Casey sees the food crisis as part and parcel of a broader set of issues.
“We’ve got three crises converged at the same time,” he said. “Climate change, the economic crisis and the food crisis. Everybody in the development community is looking at what does this convergence mean, and what are some of the ways out of this situation.”
While Casey sees work on food security and helping small-holder farmers as renewing an area that’s been a mainstay of Development and Peace work since 1967, church concern with food and hunger as a moral issue goes back much further.
“Are you not a robber, you who consider your own that which has been given to you solely for others?” St. Basil the Great asked in the fourth century. “This bread which you have set aside is the bread of the hungry.”
Jesuit Father Jim Profit, director of the Jesuit Collaborative for Ecology, Forestry and Agriculture in Guelph, Ont., takes St. Basil at his word.
“We have a number of hungry people in the world, so how we produce food is very important for the hungry. But more importantly, how we distribute food is important, because hunger is not really an issue of production,” said Profit.
The UN Food and Agriculture Organization backs Profit up. According to the FAO, the grains produced in one year are enough to feed the world for 425 days — 16 per cent above actual needs.
In the midst of this abundance and the tons of food that pass from grocery store shelves to refrigerators to Canadian green bins without ever touching a taste bud, farmers have suffered, said Profit.

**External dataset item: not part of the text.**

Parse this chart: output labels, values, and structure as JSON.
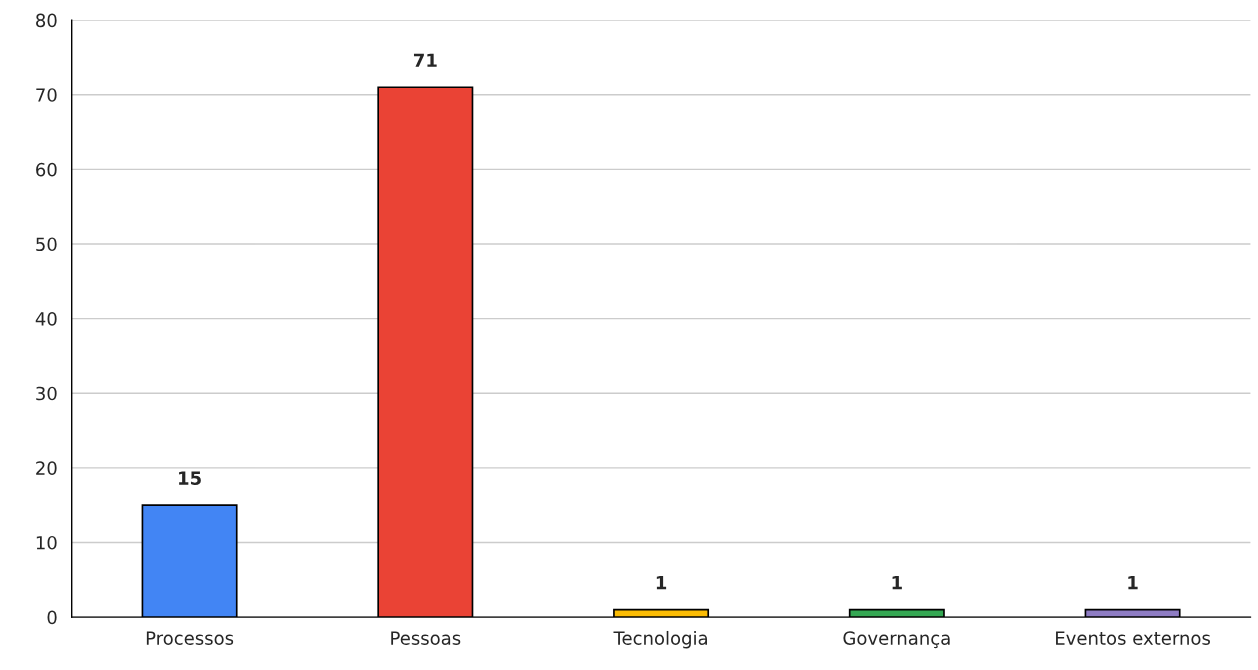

“Small-scale food production has been in crisis since the 1980s, and that’s around the world,” said Profit. “What happened last year is that we notice it because of the riots.”
Are people noticing farmers in India who have committed suicide as they face starvation and financial ruin? Profit thinks the plight of farmers, and even bare facts about where food comes from, are a mystery to most of us.
“We lead urban lives,” he said. “The majority of us are urban people. In this country, we’re not confronted by riots because people are hungry.”
Though Profit does find some hope in the buy local and organic food movements, it’s going to take a lot more understanding at much higher levels to give farmers a fair shake, he said.
“Subsidies that governments in the north provide their farmers are significant — Canada less so than the United States,” he said. “Europe and the United States are big players. Those are the countries that have the power to control both production and who should buy.”
Which is why the CIDSE organizations want to go beyond just funding farm co-operatives. They’re trying to influence World Trade Organization negotiations. CIDSE and IATP argue that the bogeyman of protectionism is being used to keep markets open for huge agricultural corporations who can easily swamp the entire agricultural sectors of small, poor countries.
“Part of the problem with how agriculture has been handled over the last three decades is that it has really lacked the necessary protection for the sector to develop,” said Constantin of IATP. “In every country where you have sustainable food security and more economic development — sustainable or not — those are all countries that started by protecting their agricultural sector.”
At some point a just agriculture policy also comes down to money, points out theologian Dennis Patrick O’Hara, director of the Toronto-based Elliott Allen Institute for Theology and Ecology. On average Canadians spend 15 per cent of household income on food, according to Statistics Canada data released June 9. Americans spend 16 per cent, the French 24 per cent and the Chinese 41 per cent. If you want a flourishing, environmentally responsible food sector you have to pay for it, said O’Hara.
Constantin looks at the organic garden on the White House lawn, Obama’s nominations to the WTO and the recognition by G8 leaders that food security is an issue for them too and sees reasons to hope. But she’s not naive.
“There are big industrial interests that are going to stand in the way of that,” she said. “But I think that change is on the way.”